ALDERMAN PENDERGAST "GETTING TIRED." ~ "I Am Getting Tired of This Utilities Controversy"

November 12, 1907

"I Am Getting Tired of This Utilities Controversy"
-- Alderman Pendergast in the Council
Meeting Last Night.

Here is a note of cheer for the friends of a Public Utilities commission from an unexpected source. When Alderman Pendergast begins to display signs of weariness it is then time for the fighters on the other side to "buck up" and put new spirit in the game. Not meaning, of course, that as long as Alderman Pendergast holds out there is no use to contend against him, or that he can hold the fort in the Lower House against all comers, or that he is invincible, or anything of that kind; but meaning, nevertheless, that he does cut considerable ice in the Council and in local politics, and that it is more encouraging to the cause inviting his opposition to see him inclined to capitulate than to witness a disposition on his part to persist in an attitude of defiance, even when he knows and the public knows that such a position is futile.

In short, it foreshadows something when Alderman Pendergast gets tired and proposes to quit. And more indicative, by far, is such a confession coming from a man who is husky and tenacious than would be that style of admission by a "welcher" who is given to squealing before he is hurt. Of this latter breed Alderman Pendergast is not a sample. It is only fair to him to say that he is "nervy" on any reasonable margin, and that his instinct and habit is to play the game as long as he can see anything in it.
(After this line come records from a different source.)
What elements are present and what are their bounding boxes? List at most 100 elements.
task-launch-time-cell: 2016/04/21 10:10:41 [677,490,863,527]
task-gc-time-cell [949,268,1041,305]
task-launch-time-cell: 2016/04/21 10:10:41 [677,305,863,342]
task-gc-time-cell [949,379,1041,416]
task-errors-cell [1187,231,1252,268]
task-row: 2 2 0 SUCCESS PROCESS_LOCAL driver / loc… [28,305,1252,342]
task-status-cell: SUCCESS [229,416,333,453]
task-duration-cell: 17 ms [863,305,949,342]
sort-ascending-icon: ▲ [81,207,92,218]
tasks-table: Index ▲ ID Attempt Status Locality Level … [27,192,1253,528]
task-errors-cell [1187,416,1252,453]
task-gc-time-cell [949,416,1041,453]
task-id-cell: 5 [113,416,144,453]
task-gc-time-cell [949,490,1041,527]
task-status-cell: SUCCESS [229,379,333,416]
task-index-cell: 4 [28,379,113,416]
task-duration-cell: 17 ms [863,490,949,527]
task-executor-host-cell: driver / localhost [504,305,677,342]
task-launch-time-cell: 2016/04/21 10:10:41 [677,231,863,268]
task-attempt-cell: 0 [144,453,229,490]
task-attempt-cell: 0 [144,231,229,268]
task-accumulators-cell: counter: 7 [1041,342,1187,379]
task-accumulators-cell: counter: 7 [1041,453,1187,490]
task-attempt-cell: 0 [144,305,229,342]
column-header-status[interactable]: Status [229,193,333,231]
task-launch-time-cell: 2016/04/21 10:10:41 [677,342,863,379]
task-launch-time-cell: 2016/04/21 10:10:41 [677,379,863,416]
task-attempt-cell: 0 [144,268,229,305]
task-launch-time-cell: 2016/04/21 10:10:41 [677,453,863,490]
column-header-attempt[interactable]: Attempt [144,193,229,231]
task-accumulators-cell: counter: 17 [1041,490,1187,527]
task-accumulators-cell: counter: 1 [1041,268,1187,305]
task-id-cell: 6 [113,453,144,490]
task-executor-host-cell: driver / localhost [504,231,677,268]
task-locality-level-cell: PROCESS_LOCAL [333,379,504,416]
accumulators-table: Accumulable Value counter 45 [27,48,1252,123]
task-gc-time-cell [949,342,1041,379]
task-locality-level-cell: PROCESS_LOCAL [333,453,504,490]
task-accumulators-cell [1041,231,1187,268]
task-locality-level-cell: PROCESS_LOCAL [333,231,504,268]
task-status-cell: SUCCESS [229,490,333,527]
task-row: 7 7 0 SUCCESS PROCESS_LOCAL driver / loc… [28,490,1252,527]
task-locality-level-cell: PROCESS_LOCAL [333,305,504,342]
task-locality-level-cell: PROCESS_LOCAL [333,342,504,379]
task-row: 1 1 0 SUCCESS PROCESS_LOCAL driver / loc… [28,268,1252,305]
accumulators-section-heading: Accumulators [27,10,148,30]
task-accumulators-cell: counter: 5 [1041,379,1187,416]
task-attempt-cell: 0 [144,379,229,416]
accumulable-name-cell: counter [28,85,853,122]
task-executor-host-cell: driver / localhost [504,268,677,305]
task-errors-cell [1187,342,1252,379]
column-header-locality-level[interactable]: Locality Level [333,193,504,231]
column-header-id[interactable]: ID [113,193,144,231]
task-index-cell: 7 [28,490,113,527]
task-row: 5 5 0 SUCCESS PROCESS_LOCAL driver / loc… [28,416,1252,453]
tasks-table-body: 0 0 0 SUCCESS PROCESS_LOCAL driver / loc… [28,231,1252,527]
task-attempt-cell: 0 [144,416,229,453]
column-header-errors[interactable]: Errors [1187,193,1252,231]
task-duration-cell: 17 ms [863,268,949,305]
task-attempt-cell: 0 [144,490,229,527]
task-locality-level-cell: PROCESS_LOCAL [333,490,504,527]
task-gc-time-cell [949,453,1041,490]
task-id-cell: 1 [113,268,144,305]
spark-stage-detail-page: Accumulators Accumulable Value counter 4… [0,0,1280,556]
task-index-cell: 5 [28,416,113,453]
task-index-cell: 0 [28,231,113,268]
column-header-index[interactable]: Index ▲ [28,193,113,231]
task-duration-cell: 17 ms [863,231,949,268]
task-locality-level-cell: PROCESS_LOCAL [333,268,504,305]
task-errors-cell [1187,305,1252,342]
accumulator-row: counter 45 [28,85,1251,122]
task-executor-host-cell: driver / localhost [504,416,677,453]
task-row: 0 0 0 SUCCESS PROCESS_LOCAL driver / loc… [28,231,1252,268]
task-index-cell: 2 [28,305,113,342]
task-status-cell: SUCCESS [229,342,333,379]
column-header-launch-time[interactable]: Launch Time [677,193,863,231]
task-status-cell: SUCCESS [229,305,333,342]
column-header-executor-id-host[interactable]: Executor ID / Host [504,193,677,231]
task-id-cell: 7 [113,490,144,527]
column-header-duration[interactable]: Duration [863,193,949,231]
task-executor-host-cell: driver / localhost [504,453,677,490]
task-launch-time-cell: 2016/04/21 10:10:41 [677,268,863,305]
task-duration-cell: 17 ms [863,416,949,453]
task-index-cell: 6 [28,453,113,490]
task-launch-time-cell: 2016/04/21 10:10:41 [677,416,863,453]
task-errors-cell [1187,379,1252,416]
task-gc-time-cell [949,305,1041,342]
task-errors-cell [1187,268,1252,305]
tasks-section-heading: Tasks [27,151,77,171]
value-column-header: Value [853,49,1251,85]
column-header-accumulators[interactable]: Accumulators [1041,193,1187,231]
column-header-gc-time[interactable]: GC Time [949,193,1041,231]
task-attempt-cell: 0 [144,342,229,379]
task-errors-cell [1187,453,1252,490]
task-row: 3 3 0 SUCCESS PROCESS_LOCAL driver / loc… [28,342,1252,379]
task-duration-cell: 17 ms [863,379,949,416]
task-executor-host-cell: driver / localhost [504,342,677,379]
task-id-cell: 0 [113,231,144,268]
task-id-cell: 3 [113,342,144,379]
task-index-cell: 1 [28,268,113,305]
But you may have noticed that this sort of pluck is not to be confounded with the foolish temerity that leads men to batter up their heads against stone walls. It is habitually combined with the brand of shrewdness that causes even the most obstinate fighters to know when they have had enough and to realize when they are up against a losing proposition.

Alderman Pendergast, we must remember, has been in the Council for seventeen consecutive years. This means that he is no slouch of a politician. It indicates that he keeps his fingers on the pulse of his constituency, so to speak. He is engaged in a business which brings him in touch with the people who send him to the Council, and he must have learned that wage earners and the common run of voters are not going to pay onerous tribute to the corporations -- if they know it -- for the mere sake of politics. In the wards of all the Aldermen in the Lower House who are fighting for the corporations, the people are directly concerned in good service by the Public Utilities at a fair price. You can't convince people who know enough to live in Kansas City, that is is sane or reasonable to sacrifice their own interests to those of the corporations. Groves and Bulger and Woolf and Launder and others seem to think you can. But don't forget that the man who talks about getting tired, knows more politics and can see farther ahead than all of the other corporation allies in the Lower House, and it may be suspected, too, that he had found out that there are other folks whom he sees frequently and talks with "close down" who are "getting tired" also.